再xgboost的源碼中有xgboost的SparkWithDataFrame的實現,如下:https://github.com/dmlc/xgboost/tree/master/jvm-packages。但是由於各種各樣的原因吧,這些代碼在我的IDE里面編譯不過,因此又寫了如下代碼以供以后查閱使用。
package xgboost
import ml.dmlc.xgboost4j.scala.spark.{XGBoost, XGBoostModel}
import org.apache.spark.mllib.evaluation.BinaryClassificationMetrics
import org.apache.spark.sql.{Row, DataFrame, SparkSession}
object App{
def main(args: Array[String]): Unit ={
val trainPath: String = "xxx/train.txt"
val testPath: String = "xxx/test.txt"
val binaryModelPath: String = "xxx/model.binary"

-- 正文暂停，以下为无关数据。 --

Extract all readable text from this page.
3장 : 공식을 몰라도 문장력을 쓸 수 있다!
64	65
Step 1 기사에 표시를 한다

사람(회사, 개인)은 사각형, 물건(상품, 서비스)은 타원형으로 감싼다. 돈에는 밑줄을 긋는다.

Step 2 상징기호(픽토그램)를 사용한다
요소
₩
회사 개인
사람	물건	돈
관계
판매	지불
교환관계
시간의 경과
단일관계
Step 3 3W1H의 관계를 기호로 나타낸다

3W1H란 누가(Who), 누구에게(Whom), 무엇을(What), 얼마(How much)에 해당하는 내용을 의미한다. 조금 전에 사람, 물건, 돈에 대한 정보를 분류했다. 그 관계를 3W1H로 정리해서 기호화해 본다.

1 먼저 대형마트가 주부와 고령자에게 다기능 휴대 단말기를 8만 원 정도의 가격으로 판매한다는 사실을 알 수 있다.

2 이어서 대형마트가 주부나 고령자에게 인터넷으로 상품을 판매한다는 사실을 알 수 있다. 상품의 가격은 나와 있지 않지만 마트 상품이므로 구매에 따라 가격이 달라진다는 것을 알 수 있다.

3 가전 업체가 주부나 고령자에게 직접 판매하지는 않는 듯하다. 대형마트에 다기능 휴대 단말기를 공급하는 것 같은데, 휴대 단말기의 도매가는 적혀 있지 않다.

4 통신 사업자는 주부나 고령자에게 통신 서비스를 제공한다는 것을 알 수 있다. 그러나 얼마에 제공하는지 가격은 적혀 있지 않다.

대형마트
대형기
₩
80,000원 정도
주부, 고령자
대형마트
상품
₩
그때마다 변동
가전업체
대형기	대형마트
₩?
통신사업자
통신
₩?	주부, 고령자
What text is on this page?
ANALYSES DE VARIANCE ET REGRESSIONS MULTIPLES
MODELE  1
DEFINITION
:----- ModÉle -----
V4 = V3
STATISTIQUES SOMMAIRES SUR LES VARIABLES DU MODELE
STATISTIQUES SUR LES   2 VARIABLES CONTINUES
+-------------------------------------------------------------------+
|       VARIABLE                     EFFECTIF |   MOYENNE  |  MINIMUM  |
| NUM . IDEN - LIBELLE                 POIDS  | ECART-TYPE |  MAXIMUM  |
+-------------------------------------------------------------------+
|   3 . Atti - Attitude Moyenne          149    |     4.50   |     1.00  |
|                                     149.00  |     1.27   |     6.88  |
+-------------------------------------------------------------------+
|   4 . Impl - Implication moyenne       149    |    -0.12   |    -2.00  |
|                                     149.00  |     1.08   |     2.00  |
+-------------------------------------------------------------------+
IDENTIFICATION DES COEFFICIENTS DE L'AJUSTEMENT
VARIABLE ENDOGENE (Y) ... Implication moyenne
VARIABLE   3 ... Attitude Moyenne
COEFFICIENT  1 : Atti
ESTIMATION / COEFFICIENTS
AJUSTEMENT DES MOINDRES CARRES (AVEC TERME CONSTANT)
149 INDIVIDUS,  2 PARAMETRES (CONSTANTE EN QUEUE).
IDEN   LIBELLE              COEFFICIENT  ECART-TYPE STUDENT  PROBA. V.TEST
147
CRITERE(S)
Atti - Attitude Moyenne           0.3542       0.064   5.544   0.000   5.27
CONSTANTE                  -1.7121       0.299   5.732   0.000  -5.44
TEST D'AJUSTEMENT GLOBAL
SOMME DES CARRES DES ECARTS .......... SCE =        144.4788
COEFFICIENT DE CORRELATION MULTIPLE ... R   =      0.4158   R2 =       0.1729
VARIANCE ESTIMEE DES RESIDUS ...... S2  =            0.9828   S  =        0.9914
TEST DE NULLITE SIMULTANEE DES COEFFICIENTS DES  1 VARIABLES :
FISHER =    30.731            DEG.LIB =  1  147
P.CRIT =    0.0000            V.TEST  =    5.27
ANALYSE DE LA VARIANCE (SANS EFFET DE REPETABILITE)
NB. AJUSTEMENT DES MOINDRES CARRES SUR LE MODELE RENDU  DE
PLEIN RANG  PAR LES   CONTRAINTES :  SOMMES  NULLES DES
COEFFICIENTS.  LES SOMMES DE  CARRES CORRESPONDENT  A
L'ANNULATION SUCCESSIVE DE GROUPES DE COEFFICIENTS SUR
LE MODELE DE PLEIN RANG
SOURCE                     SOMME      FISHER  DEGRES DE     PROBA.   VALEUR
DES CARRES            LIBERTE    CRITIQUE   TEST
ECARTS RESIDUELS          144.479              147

val textModelPath: String = "xxx/model.txt"
val spark = SparkSession
.builder()
.master("yarn")
.getOrCreate()
// define xgboost parameters
val maxDepth = 3
val numRound = 4
val nworker = 1
val paramMap = List(
"eta" -> 0.1,
"max_depth" -> maxDepth,
"objective" -> "binary:logistic").toMap
//read libsvm file
var dfTrain = spark.read.format("libsvm").load(trainPath).toDF("labelCol", "featureCol")
var dfTest = spark.read.format("libsvm").load(testPath).toDF("labelCol", "featureCol")
dfTrain.show(true)
printf("begin...")
val model:XGBoostModel = XGBoost.trainWithDataFrame(dfTrain, paramMap, numRound, nworker,
useExternalMemory = true,
featureCol = "featureCol", labelCol = "labelCol",
missing = 0.0f)
//predict the test set
val predict:DataFrame = model.transform(dfTest)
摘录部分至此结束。